ExtractIUPACWithIndel #

[[step]]
    action = "ExtractIUPACWithIndel"
    out_label = "adapter"
    search = "AGTC"        # IUPAC pattern to align against
    max_mismatches = 1      # allowed substitutions (IUPAC-aware)
    max_indel_bases = 1     # total insertions + deletions allowed
    max_total_edits = 2     # optional overall edit ceiling
    anchor = 'Anywhere'     # Left | Right | Anywhere
    segment = 'read1'       # defaults to read1

Locate an IUPAC pattern even when the read contains small insertions or deletions relative to the pattern.
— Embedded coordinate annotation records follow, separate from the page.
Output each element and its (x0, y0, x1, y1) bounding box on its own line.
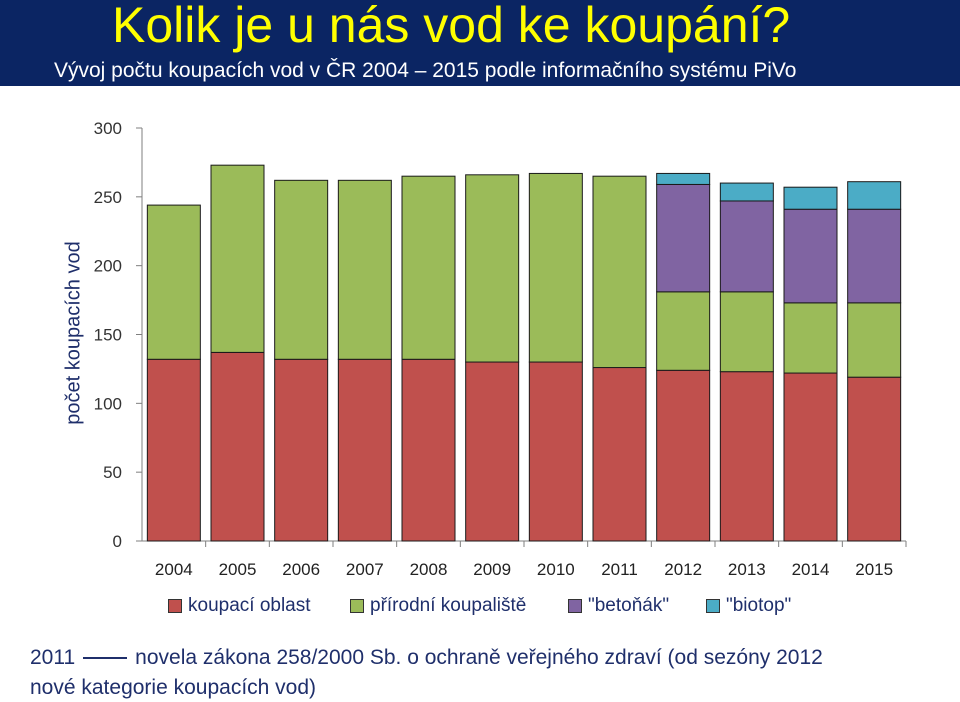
x-tick-label: 2010 (537, 560, 575, 579)
bar-segment-2005-s1 (210, 164, 265, 353)
bar-segment-2009-s0 (465, 361, 520, 542)
x-tick-label: 2011 (601, 560, 638, 579)
page-subtitle: Vývoj počtu koupacích vod v ČR 2004 – 20… (54, 59, 797, 82)
y-tick-label: 50 (103, 463, 122, 482)
legend-item-koupaci-oblast: koupací oblast (168, 594, 311, 618)
y-tick-label: 300 (94, 119, 122, 138)
legend-swatch-purple (568, 599, 582, 613)
x-tick-label: 2007 (346, 560, 384, 579)
bar-segment-2012-s1 (656, 291, 711, 371)
bar-segment-2010-s0 (528, 361, 583, 542)
bar-segment-2007-s0 (337, 358, 392, 542)
legend-item-biotop: "biotop" (706, 594, 791, 618)
bar-segment-2013-s3 (719, 182, 774, 202)
x-tick-label: 2004 (155, 560, 193, 579)
legend-label: "betoňák" (588, 595, 670, 616)
y-tick-label: 0 (113, 532, 122, 551)
bar-segment-2007-s1 (337, 179, 392, 360)
x-tick-label: 2005 (219, 560, 257, 579)
footnote-dash (83, 657, 128, 660)
legend-label: přírodní koupaliště (370, 595, 527, 616)
bar-segment-2015-s2 (847, 208, 902, 304)
page-title: Kolik je u nás vod ke koupání? (112, 0, 791, 53)
bar-segment-2015-s1 (847, 302, 902, 378)
bar-segment-2006-s0 (274, 358, 329, 542)
bar-segment-2011-s1 (592, 175, 647, 369)
x-tick-label: 2006 (282, 560, 320, 579)
bar-segment-2014-s3 (783, 186, 838, 210)
x-tick-label: 2008 (410, 560, 448, 579)
bar-segment-2012-s2 (656, 183, 711, 293)
y-tick-label: 250 (94, 188, 122, 207)
bar-segment-2014-s0 (783, 372, 838, 542)
legend-item-prirodni-koupaliste: přírodní koupaliště (350, 594, 526, 618)
title-banner: Kolik je u nás vod ke koupání? Vývoj poč… (0, 0, 960, 86)
bar-segment-2014-s2 (783, 208, 838, 304)
footnote-line-1: 2011 novela zákona 258/2000 Sb. o ochraně… (30, 646, 823, 670)
legend-item-betonak: "betoňák" (568, 594, 669, 618)
x-tick-label: 2009 (473, 560, 511, 579)
bar-segment-2010-s1 (528, 172, 583, 363)
legend-swatch-red (168, 599, 182, 613)
stacked-bar-chart: 0 50 100 150 200 250 300 2004 2005 2006 2007 2008 20… (94, 119, 907, 579)
legend-swatch-green (350, 599, 364, 613)
legend-label: koupací oblast (188, 595, 311, 616)
bar-segment-2012-s0 (656, 369, 711, 542)
bar-segment-2015-s0 (847, 376, 902, 542)
bar-segment-2005-s0 (210, 351, 265, 542)
y-axis-title: počet koupacích vod (62, 241, 85, 425)
x-tick-label: 2014 (792, 560, 830, 579)
footnote-text: novela zákona 258/2000 Sb. o ochraně veř… (135, 646, 823, 669)
bar-segment-2013-s1 (719, 291, 774, 373)
bar-segment-2015-s3 (847, 181, 902, 210)
bar-segment-2009-s1 (465, 174, 520, 363)
bar-segment-2004-s0 (146, 358, 201, 542)
x-tick-label: 2012 (664, 560, 702, 579)
bar-segment-2013-s2 (719, 200, 774, 293)
legend-label: "biotop" (726, 595, 792, 616)
legend-swatch-blue (706, 599, 720, 613)
bar-segment-2008-s0 (401, 358, 456, 542)
footnote-line-2: nové kategorie koupacích vod) (30, 676, 317, 699)
y-tick-label: 150 (94, 326, 122, 345)
y-tick-label: 100 (94, 394, 122, 413)
y-tick-label: 200 (94, 257, 122, 276)
footnote-year: 2011 (30, 646, 76, 669)
bar-segment-2011-s0 (592, 367, 647, 542)
bar-segment-2013-s0 (719, 371, 774, 542)
bar-segment-2004-s1 (146, 204, 201, 360)
bar-segment-2014-s1 (783, 302, 838, 374)
bar-segment-2006-s1 (274, 179, 329, 360)
x-tick-label: 2013 (728, 560, 766, 579)
bar-segment-2008-s1 (401, 175, 456, 360)
bar-segment-2012-s3 (656, 172, 711, 185)
x-tick-label: 2015 (855, 560, 893, 579)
The extractor performs a semiglobal alignment (pattern vs. read segment) using IUPAC-aware scoring and returns the aligned span as a location tag.

Parameters #

  • out_label – tag name inserted into downstream reads or tables.
  • search – IUPAC string that defines the expected adapter/feature.
  • anchor – constrain the alignment start/end (Left forces the match to start at the read beginning, Right forces the match to end at the read end, Anywhere allows internal matches).
  • max_mismatches – maximum number of aligned substitutions after IUPAC resolution.
  • max_indel_bases – maximum total bases involved in insertions and deletions (sum of gaps in either sequence).
  • max_total_edits – optional limit on mismatches + indels; defaults to max_mismatches + max_indel_bases when not set, letting you tighten the budget without changing the individual caps.
  • segment – which input read to inspect; defaults to read1.

When multiple positions satisfy the constraints, the left-most alignment is chosen. If the thresholds are exceeded or the pattern is longer than the permitted alignment window, the tag value becomes missing.